Unfortunately, the beta process did no favors for this book and results in my horrible rating of a 2. This is a result of comments like, "A great example of XAML applications is Microsoft Codenamed Max, which is available at http;//www.Microsoft.com/max." Unfortunately, this was a beta site for the Max service and the site currently thanks those that participates and indicates that it is no longer available. This makes it a lousy example to reference in the a book.
Moving on, you hit the next hurdle. Microsoft has new design tools called Expression. These are Expression Web that is now shipping, Expression Blend that is in a beta format at this time, and Expression Design that is in a community technology preview. There is also Expression Media coming. This is as the information is today.
Unfortunately, the book mentions Expression Graphic Designer, Expression Web Designer, and Expression Interactive Designer. It is Interactive Designer that you are to use in the initial chapters. Note that Interactive Designer is not the name of one of the products currently available on the Microsoft site. Oops. This is actually now the Blend product. This subtle change in name is indicative of some of the additional changes in the product. These changes are different enough to make it relatively hard to follow the author's directions.
While the change in the product make it a somewhat more difficult task of guessing the next step, it gets a bit harder due to the way the information is presented on building a sample application. Rather than clear steps that show what you should do, the author presents the information in a more long-winded paragraph form. While this is still relatively easy to follow, if you are not already familiar with the Blend tool, then figuring out where things don't match gets very difficult. If you find you missed a step and need to go back, then you have to really hunt to find where you missed.

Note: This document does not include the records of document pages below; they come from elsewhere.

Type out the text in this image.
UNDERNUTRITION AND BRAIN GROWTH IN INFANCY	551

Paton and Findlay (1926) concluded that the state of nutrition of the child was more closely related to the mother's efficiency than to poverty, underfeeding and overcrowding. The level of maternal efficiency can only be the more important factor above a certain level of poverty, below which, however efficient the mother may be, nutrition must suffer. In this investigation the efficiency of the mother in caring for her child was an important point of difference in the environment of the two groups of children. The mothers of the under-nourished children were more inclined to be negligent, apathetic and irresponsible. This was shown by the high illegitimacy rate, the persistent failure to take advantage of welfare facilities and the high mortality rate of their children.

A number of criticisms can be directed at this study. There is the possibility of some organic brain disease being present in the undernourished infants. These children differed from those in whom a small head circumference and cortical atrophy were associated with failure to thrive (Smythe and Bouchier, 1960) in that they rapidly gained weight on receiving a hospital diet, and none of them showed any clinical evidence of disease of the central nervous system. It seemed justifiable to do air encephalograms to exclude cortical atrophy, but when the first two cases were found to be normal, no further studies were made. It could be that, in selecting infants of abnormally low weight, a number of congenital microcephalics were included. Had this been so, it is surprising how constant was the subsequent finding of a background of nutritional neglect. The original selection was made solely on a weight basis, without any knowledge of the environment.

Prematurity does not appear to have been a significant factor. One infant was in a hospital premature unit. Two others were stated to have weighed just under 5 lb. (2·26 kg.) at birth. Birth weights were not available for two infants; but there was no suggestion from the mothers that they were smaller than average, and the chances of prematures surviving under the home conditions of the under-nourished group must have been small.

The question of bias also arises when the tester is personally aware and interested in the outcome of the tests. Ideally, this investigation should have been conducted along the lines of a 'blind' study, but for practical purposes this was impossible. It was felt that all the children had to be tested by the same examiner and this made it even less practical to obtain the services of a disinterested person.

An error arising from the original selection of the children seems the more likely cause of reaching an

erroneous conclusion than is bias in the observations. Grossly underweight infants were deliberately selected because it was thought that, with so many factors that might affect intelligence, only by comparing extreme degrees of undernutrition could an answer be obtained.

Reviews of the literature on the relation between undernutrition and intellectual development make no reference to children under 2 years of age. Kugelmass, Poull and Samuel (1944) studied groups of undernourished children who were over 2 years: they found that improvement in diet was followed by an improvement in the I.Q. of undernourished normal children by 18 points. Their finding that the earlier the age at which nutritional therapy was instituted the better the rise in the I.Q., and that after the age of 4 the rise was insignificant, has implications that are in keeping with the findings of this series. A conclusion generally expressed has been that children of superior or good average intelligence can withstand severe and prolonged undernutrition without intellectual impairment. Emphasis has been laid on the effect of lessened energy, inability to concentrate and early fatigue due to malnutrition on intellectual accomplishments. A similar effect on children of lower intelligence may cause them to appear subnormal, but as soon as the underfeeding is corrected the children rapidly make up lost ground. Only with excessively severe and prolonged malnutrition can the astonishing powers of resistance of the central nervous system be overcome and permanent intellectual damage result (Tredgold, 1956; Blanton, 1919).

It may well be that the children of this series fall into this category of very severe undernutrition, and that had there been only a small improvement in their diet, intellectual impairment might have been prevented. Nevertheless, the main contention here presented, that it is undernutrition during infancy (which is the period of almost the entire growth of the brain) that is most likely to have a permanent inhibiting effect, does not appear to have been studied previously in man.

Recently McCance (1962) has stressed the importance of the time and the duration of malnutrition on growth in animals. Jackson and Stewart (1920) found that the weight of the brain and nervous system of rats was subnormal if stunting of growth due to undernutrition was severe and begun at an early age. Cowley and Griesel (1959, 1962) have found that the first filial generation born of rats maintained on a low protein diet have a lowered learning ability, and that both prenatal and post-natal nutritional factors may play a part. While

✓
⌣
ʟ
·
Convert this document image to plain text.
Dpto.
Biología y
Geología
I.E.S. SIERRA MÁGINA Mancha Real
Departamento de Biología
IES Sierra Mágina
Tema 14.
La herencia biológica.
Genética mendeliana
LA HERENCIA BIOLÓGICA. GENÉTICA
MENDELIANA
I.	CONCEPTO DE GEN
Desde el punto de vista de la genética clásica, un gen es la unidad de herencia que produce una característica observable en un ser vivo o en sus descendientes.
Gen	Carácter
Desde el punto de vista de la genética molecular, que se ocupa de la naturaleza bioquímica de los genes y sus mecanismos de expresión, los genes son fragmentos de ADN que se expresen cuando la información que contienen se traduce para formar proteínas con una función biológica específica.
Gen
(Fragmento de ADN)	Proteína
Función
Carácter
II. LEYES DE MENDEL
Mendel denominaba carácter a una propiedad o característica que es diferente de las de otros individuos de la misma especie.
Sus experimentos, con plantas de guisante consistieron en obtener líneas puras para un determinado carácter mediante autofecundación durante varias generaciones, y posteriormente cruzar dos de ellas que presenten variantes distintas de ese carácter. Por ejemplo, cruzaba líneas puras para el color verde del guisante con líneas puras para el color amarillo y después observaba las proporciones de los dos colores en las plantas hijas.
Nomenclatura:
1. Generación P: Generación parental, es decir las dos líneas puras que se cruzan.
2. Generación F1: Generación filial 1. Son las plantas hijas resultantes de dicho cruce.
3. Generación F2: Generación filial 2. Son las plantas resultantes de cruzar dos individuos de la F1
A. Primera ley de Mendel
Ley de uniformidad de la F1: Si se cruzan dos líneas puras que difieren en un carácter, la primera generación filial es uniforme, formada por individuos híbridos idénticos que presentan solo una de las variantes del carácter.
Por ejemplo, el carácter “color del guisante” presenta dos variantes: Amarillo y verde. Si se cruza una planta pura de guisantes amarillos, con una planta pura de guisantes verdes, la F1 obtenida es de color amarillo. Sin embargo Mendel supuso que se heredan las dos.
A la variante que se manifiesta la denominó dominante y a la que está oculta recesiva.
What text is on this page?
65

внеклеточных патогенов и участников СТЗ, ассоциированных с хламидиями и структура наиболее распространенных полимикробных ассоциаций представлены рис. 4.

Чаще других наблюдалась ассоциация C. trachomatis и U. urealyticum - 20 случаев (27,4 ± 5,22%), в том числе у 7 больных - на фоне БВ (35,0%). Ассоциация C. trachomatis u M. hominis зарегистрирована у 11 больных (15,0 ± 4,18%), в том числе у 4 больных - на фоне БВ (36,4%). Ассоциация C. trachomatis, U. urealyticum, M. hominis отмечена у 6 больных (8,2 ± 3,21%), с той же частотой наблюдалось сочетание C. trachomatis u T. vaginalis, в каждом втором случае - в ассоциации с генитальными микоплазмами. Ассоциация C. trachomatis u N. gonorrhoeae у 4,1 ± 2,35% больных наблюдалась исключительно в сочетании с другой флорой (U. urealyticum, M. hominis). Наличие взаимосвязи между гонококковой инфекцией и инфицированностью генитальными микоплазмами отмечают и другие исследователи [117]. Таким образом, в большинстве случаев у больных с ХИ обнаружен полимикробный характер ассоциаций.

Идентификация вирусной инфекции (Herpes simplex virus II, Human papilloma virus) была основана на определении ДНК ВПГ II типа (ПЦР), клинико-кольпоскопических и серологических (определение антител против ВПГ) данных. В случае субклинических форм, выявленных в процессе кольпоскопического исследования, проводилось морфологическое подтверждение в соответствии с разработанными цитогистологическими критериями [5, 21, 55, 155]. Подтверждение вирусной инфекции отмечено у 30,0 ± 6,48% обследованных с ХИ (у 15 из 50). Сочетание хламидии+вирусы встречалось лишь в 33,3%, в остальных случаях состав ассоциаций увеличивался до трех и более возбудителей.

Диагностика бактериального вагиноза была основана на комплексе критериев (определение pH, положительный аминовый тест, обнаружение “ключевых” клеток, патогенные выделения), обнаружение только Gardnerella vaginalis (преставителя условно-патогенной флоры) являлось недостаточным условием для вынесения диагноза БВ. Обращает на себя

Again, most of these issues are a result of a changing beta product and thus they make an outdated book (even though it published about a month ago). One very positive note is that the example used early in the book is relative to what you would actually consider doing rather than just a "textbook" example. Kudos to the author on this. Unfortunately, the best examples and topic coverage can't salvage a book that is on a product that has changed.
The chapters in the middle focus on XAML and can be done via Visual Studio. This information is actually not bad, although not very complex. The organization of the presentation also leaves a bit to be desired. Rather than seeming like a cohesive presentation for teaching the foundations of using WPF and the controls, it seems more like a lot of writings on different things the author picked and chose as important. That isn't to say it is bad, just that you get pulled through the information in the way the author thought about it. A bit of development work from the publisher could really help resolve this.
When this book is updated, it might get four stars (it is still hard to follow examples that are spread over several pages of text without the specific steps called out). As it stands, the book requires the reader to do too much work figuring how a few things work to warrant more than two stars.